Enter the text here that is the new abstract information for your application. This section must be no longer than 30 lines of text. The long-term goal of this project is to identify and predict the activity of gene regulatory networks (GRN) of highly expressed genes when bacteria need to grow in nutrient-limited environments. To quantitively tackle this problem, we will use as a model system the flagellum GRN in E. coli. While a lot is known about the flagellum GRN, most of our information comes from population studies that mask the regulatory dynamics taking place within uncoordinated single cells. Consequently, this project will make use of well-known fluorescence microscopy techniques and more recent advances in microfluidics to monitor at high-resolution growth and the activity of the flagellum GRN in single cells under different environmental conditions. We have organized this proposal around one of the most intriguing aspect of our preliminary data that demonstrates that the flagellum GRN exhibits pulsating dynamics. We found that the expression of flagellar genes in wild-type cells is either ‘off’ over several generations or is ‘on’ for a much shorter period of time. We propose to determine the growth cost of single pulses in individual cells. This aim will help us to identify how modulating the dynamics of the flagellum GRN activity can be a strategy to optimize both cellular growth and the synthesis of large organelles under nutrient limited conditions. At the completion of this proposal our current knowledge on the flagellum synthesis under nutrient limited conditions will be significantly advanced and we hope that some of the newly identified principles could be used in quantitative biology to optimize the designs of synthetic circuits in fluctuating nutrient-poor environments.

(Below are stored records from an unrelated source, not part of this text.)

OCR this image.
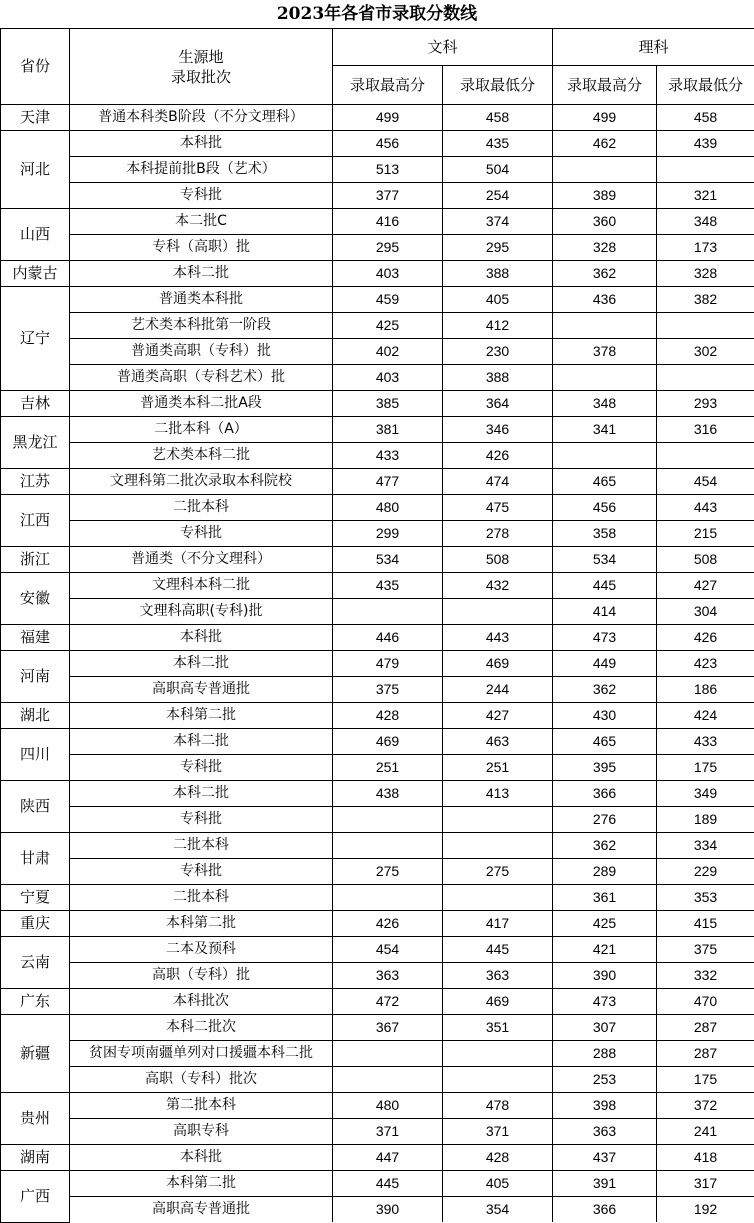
2023年各省市录取分数线
省份	生源地
录取批次	文科		理科	
		录取最高分	录取最低分	录取最高分	录取最低分
天津	普通本科类B阶段（不分文理科）	499	458	499	458
河北	本科批	456	435	462	439
	本科提前批B段（艺术）	513	504		
	专科批	377	254	389	321
山西	本二批C	416	374	360	348
	专科（高职）批	295	295	328	173
内蒙古	本科二批	403	388	362	328
辽宁	普通类本科批	459	405	436	382
	艺术类本科批第一阶段	425	412		
	普通类高职（专科）批	402	230	378	302
	普通类高职（专科艺术）批	403	388		
吉林	普通类本科二批A段	385	364	348	293
黑龙江	二批本科（A）	381	346	341	316
	艺术类本科二批	433	426		
江苏	文理科第二批次录取本科院校	477	474	465	454
江西	二批本科	480	475	456	443
	专科批	299	278	358	215
浙江	普通类（不分文理科）	534	508	534	508
安徽	文理科本科二批	435	432	445	427
	文理科高职(专科)批			414	304
福建	本科批	446	443	473	426
河南	本科二批	479	469	449	423
	高职高专普通批	375	244	362	186
湖北	本科第二批	428	427	430	424
四川	本科二批	469	463	465	433
	专科批	251	251	395	175
陕西	本科二批	438	413	366	349
	专科批			276	189
甘肃	二批本科			362	334
	专科批	275	275	289	229
宁夏	二批本科			361	353
重庆	本科第二批	426	417	425	415
云南	二本及预科	454	445	421	375
	高职（专科）批	363	363	390	332
广东	本科批次	472	469	473	470
新疆	本科二批次	367	351	307	287
	贫困专项南疆单列对口援疆本科二批			288	287
	高职（专科）批次			253	175
贵州	第二批本科	480	478	398	372
	高职专科	371	371	363	241
湖南	本科批	447	428	437	418
广西	本科第二批	445	405	391	317
	高职高专普通批	390	354	366	192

在此处输入文本，该文本是您的应用程序的新摘要信息。此部分的文本长度不得超过 30 行。 该项目的长期目标是当细菌需要在营养有限的环境中生长时，识别和预测高表达基因的基因调控网络（GRN）的活动。为了定量解决这个问题，我们将使用大肠杆菌中的鞭毛 GRN 作为模型系统。 虽然人们对鞭毛 GRN 了解很多，但我们的大部分信息都来自群体研究，这些研究掩盖了不协调的单细胞内发生的调控动态。因此，该项目将利用众所周知的荧光显微镜技术和微流体学的最新进展来监测不同环境条件下单细胞鞭毛 GRN 的高分辨率生长和活性。我们围绕初步数据中最有趣的方面之一组织了这项提案，该方面表明鞭毛 GRN 表现出脉动动力学。我们发现，野生型细胞中鞭毛基因的表达要么在几代内“关闭”，要么在更短的时间内“开启”。我们建议确定单个细胞中单个脉冲的生长成本。这一目标将帮助我们确定如何调节鞭毛 GRN 活性的动态成为在营养有限的条件下优化细胞生长和大型细胞器合成的策略。 该提案完成后，我们目前对营养有限条件下鞭毛合成的了解将得到显着提高，我们希望一些新确定的原理可以用于定量生物学，以优化波动营养贫乏环境中合成回路的设计。